As much as I love my current web-host (ixwebhosting.com - you’ll like them if you’re in the market for a personal website, I promise!), I am soon going to investigate local alternatives for Domain Name hosting and online storage space for my sites. This isn’t simply because Ix are an American company (although that figures in), it’s also because I want to upgrade to a service that gives me command-line access to a virtual machine, to host services like OwnCloud or Diaspora that need more intensive attention on the setup side of things.

Storage/Documents

I’m planning to get OwnCloud running on my own personal server and host it online through a dedicated domain name or alias of cunningprojects. OwnCloud is slated to include a document editor which might nicely replace Google Docs, already has a built-in music player, and can be synchronised with folders on my computers or Android devices to perfectly mimic the functionality of Dropbox. It’s also got a really pretty web interface, and I’ll be able to give friends and family their own accounts if they want, too. If it’s not enough for Document management, I’ll be waiting eagerly for a plugin to fill that gap.

Social

I’ve already moved to Diaspora*, and I invite anyone who’d like to connect with me there to do so. I can’t guarantee a follow-back, but that doesn’t mean we’re not friends; just that we don’t necessarily share online interests! When Diaspora provide functionality for account-migration, I may decide to join a local pod, perhaps one hosted at the local Hackerspace in Cork. Also, I’m staying with Twitter for now. For one thing, their Corporate Culture hasn’t soured yet, and they seem to do the right thing generally; they alert users to government prying (or did once, at any rate), they tread carefully around marketing by labelling it opaquely, etc. Main reason I’m staying with Twitter for now is simply that Twitter is for things I don’t mind shouting aloud for all to hear, so USA prying into my account is unlikely to yield anything that would bother me if revealed. I will be recommending that friends/contacts stop PMing me, however, and use email instead.

Email

The main event, as it were, is Email.
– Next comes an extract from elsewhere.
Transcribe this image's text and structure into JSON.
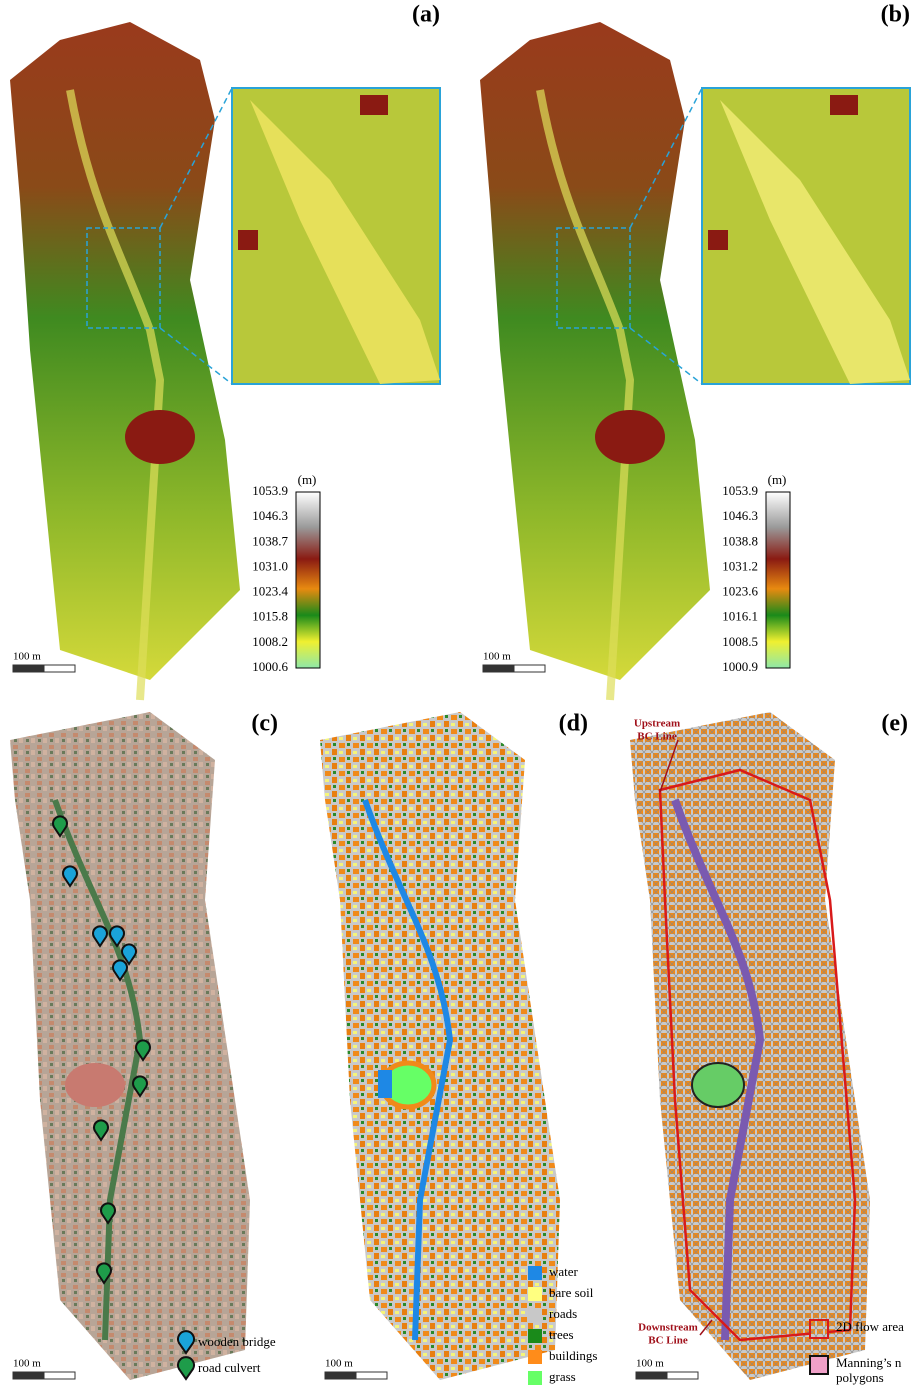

Initially I will probably not be switching entirely to local email hosting on my own computer; there’s a minefield that I must become acquainted with when it comes to single-user email hosting because of the complex web of anti-spam out there. Essentially, I’m concerned that without the vouchsafing of Google or a similarly huge organisation, my email may end up filtered by default by most recipients. However, if that could be easily avoided, then I’d love to try hosting my own email server and expanding it into a rich personal service using Open Source webware. With RoundCube, I could have a pretty and reliable webmail interface, and with IMAP support I can continue to use email on my phone with trivial ease. For built-in-chat functionality, you can actually continue to use Google Chat using any chat client, and I’m certain there’s a pretty Open Source webchat client I can use, too.